Point taken, Stuart. The Schiavo case was not really about choice, but the insistence of religious believers that their belief should determine another’s fate; in this case compelling a slow death in the name of … whatever it was.
At the risk of seeming obvious;
Thou shalt not kill; but need’st not strive
Officiously to keep alive:
I don’t know how this is relevant, but many years ago when I was living in S.E. Asia, refugees from Cambodia were preyed upon by pirates and local fishermen who would rob and rape, but put their victims over the side with an empty jerry-can; their death was all but certain, but the killers had avoided the sin of murder by claiming it was up to fate or god or whatever.
“Yet he would have been so wrong – because, more than anything else, we wanted to be there with him in his suffering giving back some of the care he’d given us when we were young.”
Rephrased: We wanted him to suffer so that we could feel good about caring for him.
I really don’t know what else there is to say.

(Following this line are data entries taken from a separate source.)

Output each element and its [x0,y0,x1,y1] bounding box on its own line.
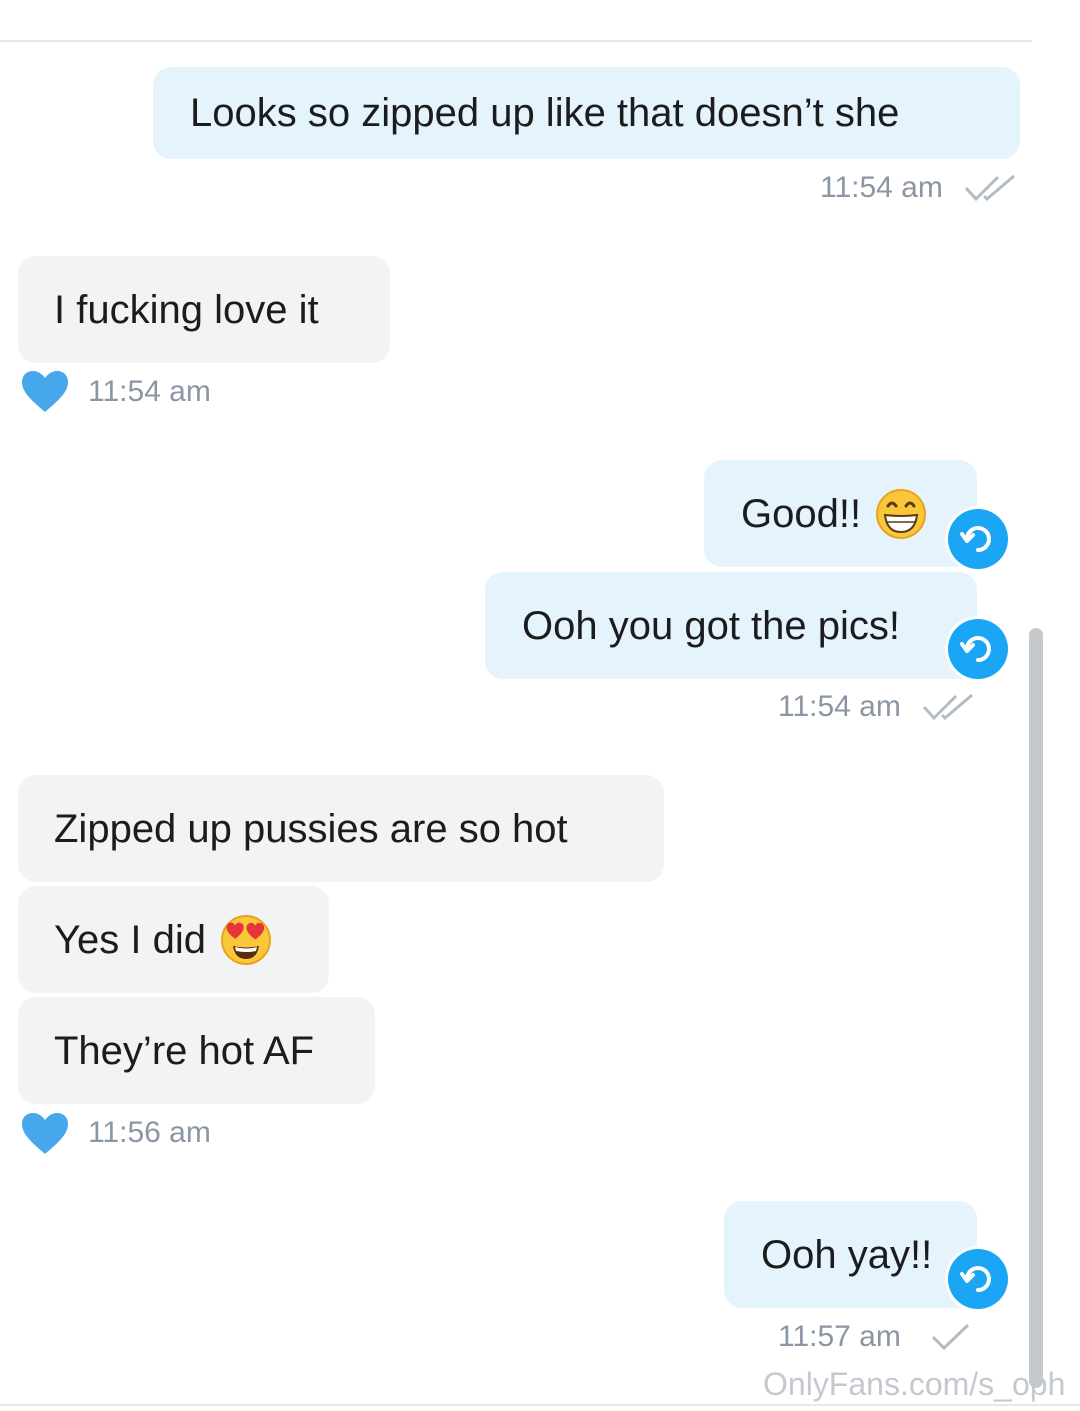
message-text: Good!! [741,491,862,536]
incoming-message[interactable]: They’re hot AF [18,997,375,1104]
heart-icon[interactable] [21,1112,69,1156]
message-text: Ooh yay!! [761,1232,933,1277]
heart-eyes-emoji [220,914,271,965]
watermark: OnlyFans.com/s_oph [763,1366,1066,1402]
undo-icon [960,1266,991,1292]
unsend-button[interactable] [948,509,1008,569]
incoming-message[interactable]: I fucking love it [18,256,390,363]
double-check-icon [922,693,973,721]
timestamp: 11:54 am [88,375,211,408]
grinning-face-emoji [876,488,927,539]
incoming-message[interactable]: Yes I did [18,886,329,993]
outgoing-message[interactable]: Looks so zipped up like that doesn’t she [153,67,1020,159]
message-text: Yes I did [54,917,206,962]
scrollbar[interactable] [1029,628,1043,1388]
outgoing-message[interactable]: Ooh yay!! [724,1201,977,1308]
timestamp: 11:54 am [820,171,943,204]
message-text: I fucking love it [54,287,319,332]
timestamp: 11:56 am [88,1116,211,1149]
outgoing-message[interactable]: Ooh you got the pics! [485,572,977,679]
timestamp: 11:54 am [778,690,901,723]
unsend-button[interactable] [948,619,1008,679]
message-text: They’re hot AF [54,1028,315,1073]
double-check-icon [964,174,1015,202]
heart-icon[interactable] [21,370,69,414]
timestamp: 11:57 am [778,1320,901,1353]
outgoing-message[interactable]: Good!! [704,460,977,567]
top-divider [0,40,1032,42]
undo-icon [960,636,991,662]
message-text: Zipped up pussies are so hot [54,806,568,851]
incoming-message[interactable]: Zipped up pussies are so hot [18,775,664,882]
message-text: Ooh you got the pics! [522,603,901,648]
bottom-divider [0,1404,1080,1406]
single-check-icon [931,1323,970,1351]
undo-icon [960,526,991,552]
message-text: Looks so zipped up like that doesn’t she [190,91,900,135]
unsend-button[interactable] [948,1249,1008,1309]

If I may add something totally below the belt on Sacks, I had the misfortune to be introduced to him three or four years ago and found him unbearably pompous. Other people I knew who could not avoid a dinner in his honour because they had some responsibility for hospitality not only strengthened this impression with numerous fresh anecdotes, but also told of his extremely proprietorial attitude towards his wife. The impression I got was that it seemed understood that she would defer to him on everything and he would field any questions directed to her (to save her having to guess his line?).
“How easy it would have been for him to spare us those final tormenting days. I can see him doing it.”
WTF….how utterly self-absorbed can this idiot be? It wasn’t about him – it was about his father dying in agony, not going to get better and not being spared even one bit of useless suffering. If this creep ever experiences truly severe pain I think he’ll find he doesn’t give a rat’s ass about prolonging it for any reason whatever!!!